Link here https://www.youtube.com/watch?v=eZhk9P3yS4M


----------



## ben27 (Dec 27, 2012)

good day geoff gower sm.yesterday.22:27.re:superyacht dwarfs small duch town.it is an amazing looking vessel.the arial view is great by alistair94.sm,#3.thank you for posting,regards ben27


----------



## NoR (Mar 24, 2008)

That's one ugly SOB.


----------



## Varley (Oct 1, 2006)

Has the looks of an underfed snail.


----------



## Barrie Youde (May 29, 2006)

#6

How very polite!


----------



## 5036 (Jan 23, 2006)

Fancy getting a rope caught up in this lot?

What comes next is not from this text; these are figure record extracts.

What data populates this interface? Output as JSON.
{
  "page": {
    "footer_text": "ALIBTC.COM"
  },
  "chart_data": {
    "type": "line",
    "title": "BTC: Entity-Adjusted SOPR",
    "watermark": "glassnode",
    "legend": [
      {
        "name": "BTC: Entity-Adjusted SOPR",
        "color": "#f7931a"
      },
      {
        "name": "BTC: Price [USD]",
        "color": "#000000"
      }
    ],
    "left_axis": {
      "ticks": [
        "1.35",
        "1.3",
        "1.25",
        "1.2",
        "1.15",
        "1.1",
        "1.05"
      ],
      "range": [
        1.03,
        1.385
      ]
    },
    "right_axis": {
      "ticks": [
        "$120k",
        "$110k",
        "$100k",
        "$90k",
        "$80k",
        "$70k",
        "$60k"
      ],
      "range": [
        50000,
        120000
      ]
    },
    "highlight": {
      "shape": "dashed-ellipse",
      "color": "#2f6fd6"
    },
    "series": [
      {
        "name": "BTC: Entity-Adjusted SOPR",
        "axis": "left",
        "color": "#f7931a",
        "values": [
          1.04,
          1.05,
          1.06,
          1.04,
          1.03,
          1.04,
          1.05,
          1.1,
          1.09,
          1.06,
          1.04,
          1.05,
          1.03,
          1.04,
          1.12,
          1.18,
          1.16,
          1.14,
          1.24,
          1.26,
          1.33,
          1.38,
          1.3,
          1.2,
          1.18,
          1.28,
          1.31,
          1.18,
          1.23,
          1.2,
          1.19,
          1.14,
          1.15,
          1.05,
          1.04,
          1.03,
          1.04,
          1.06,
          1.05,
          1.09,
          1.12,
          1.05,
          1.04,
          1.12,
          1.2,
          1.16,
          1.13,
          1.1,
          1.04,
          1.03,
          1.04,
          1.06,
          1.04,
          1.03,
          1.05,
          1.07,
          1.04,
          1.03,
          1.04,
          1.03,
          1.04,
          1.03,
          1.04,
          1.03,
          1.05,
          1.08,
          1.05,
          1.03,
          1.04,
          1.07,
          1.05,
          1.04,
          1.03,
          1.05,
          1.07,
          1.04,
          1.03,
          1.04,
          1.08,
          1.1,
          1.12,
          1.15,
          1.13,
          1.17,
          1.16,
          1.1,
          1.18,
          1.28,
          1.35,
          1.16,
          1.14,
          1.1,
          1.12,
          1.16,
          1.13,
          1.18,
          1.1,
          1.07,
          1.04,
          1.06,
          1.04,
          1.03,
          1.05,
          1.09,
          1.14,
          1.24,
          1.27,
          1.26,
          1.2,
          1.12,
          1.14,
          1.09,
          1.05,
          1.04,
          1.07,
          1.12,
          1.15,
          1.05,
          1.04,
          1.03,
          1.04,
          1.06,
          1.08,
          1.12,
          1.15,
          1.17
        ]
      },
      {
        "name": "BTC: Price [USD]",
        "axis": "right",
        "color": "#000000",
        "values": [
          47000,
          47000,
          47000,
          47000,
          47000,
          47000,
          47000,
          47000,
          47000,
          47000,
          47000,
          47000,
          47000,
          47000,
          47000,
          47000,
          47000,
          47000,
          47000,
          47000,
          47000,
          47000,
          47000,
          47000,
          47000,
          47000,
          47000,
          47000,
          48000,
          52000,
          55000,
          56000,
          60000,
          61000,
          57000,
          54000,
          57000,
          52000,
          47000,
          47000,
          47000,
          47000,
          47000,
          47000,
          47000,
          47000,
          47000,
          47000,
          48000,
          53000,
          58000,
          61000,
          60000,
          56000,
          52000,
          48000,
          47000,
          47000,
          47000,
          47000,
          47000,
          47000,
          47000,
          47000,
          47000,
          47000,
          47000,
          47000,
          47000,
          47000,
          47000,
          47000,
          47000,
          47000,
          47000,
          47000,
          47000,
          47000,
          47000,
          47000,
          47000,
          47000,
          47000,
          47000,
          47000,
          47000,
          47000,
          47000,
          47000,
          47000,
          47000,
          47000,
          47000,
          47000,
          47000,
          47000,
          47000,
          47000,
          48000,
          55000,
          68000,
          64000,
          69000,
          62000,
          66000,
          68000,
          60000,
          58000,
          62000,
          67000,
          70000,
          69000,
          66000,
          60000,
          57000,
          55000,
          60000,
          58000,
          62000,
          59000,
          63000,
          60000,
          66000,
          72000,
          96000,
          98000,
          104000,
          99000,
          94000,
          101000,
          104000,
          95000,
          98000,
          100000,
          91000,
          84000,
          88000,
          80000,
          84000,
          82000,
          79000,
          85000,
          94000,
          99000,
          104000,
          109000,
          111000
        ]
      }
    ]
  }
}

http://www.feadship.nl/en/services/...rview/item/savannah/slide/savannah-exterior-7


----------



## Dartskipper (Jan 16, 2015)

It seems strange that the Feadship Organisation, having built so many good looking, elegant motor yachts in the past, can now turn out vessels that are just plug ugly. Still, the new owner is probably very proud of it. Until something bigger moors alongside, that is.


----------



## Varley (Oct 1, 2006)

Barrie Youde said:


> #6
> 
> How very polite!


Barrie, I think you read-in precisely the level of impoliteness intended! David V


----------



## Barrie Youde (May 29, 2006)

#10 

Quite so, David!

I'm no more immune from the sin of envy than anybody else might be. But I would not envy anybody who might own a thing like that.

V best,

BY


----------



## Varley (Oct 1, 2006)

No Barrie, me neither. Rather like art. If I wouldn't have it on the wall I'd sooner have the money.


----------



## Barrie Youde (May 29, 2006)

#12

Amen to that!


----------